Le phénomène des entreprises d’agrobusiness a mis en évidence le manque de réactivité des autorités face à une activité qui violait la réglementation en vigueur. Les risques encourus auraient pu être pire que la simple perte de capitaux des souscripteurs.

Dans un rapport publié fin janvier, les autorités relèvent que la collecte de fonds telle que menée par ces entreprises est en violation de la réglementation financière au sein de l’Union économique et monétaire ouest africaine (UEMOA). Il en est de même des souscriptions effectuées hors de la zone.

Pire, le rapport évoque des opérations de blanchiment d’argent. «La collecte des fonds par les entreprises d’agrobusiness à travers des manœuvres frauduleuses (publicités mensongères, inexistence des plantations, taux d’intérêt proposé alléchant, utilisation déguisée des canaux bancaires, etc.) constitue une escroquerie au sens de l’article 403 du code pénal», note le document.

Ces fonds ainsi mobilisés et qui ont un caractère illicite sont réinvestis dans l’économie à travers la création de sociétés écrans, l’acquisition de sociétés, de biens meubles, d’immeubles d’unités industrielles et la participation à des œuvres caritatives, autres que l’objet annoncé à la souscription.

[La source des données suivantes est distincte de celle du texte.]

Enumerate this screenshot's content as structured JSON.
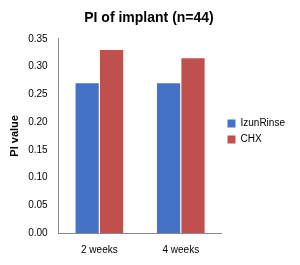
{
  "chart_data": {
    "type": "bar",
    "title": "PI of implant (n=44)",
    "y_label": "PI value",
    "categories": [
      "2 weeks",
      "4 weeks"
    ],
    "series": [
      {
        "name": "IzunRinse",
        "color": "#4472c4",
        "values": [
          0.27,
          0.27
        ]
      },
      {
        "name": "CHX",
        "color": "#c0504d",
        "values": [
          0.33,
          0.315
        ]
      }
    ],
    "ylim": [
      0,
      0.35
    ],
    "yticks": [
      {
        "value": 0,
        "label": "0.00"
      },
      {
        "value": 0.05,
        "label": "0.05"
      },
      {
        "value": 0.1,
        "label": "0.10"
      },
      {
        "value": 0.15,
        "label": "0.15"
      },
      {
        "value": 0.2,
        "label": "0.20"
      },
      {
        "value": 0.25,
        "label": "0.25"
      },
      {
        "value": 0.3,
        "label": "0.30"
      },
      {
        "value": 0.35,
        "label": "0.35"
      }
    ],
    "grid": false,
    "legend": "right"
  }
}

Une stratégie adoptée en particulier par Monhevea.com, la plus importante de ces entreprises.

Pour les experts, le risque sur le secteur bancaire aurait été plus important n’eut été la vigilance des banques de la place. «Sur la base des sommes brassées, ces entreprises auraient pu solliciter et obtenir des prêts pour leurs supposés investissements, des prêts qui n’auraient servi qu’à alimenter ce système frauduleux. Et à terme, les banques auraient un volume important de créances douteuses, quasiment impossibles à recouvrer, ce qui constitue un séisme pour le secteur bancaire ivoirien, le plus dynamique de la zone», analyse Alain Teha, auditeur financier dans un cabinet d’expertise comptable.

Ces risques et les mesures gouvernementales prises pour mettre un terme au phénomène, les souscripteurs, eux, n’y accordent que peu de crédit et continuent d’exiger les RSI (les retours sur investissement) démesurés.

Au nombre de près de 37.000, ces derniers ont investi 66 milliards FCFA, soit 100,6 millions d’euros, pour des retours sur investissements attendus de 660 milliards de FCFA, un peu plus d’un milliard d’euros. Les actifs saisis de ces sociétés se chiffrent à 28 milliards FCFA, soit 42,7 millions d’euros, que les autorités comptent redistribuer au prorata des capitaux investis.

Pour l’heure, près de 20.000 souscripteurs se sont inscrits, alors que les premiers remboursements sont prévus à compter du 28 février.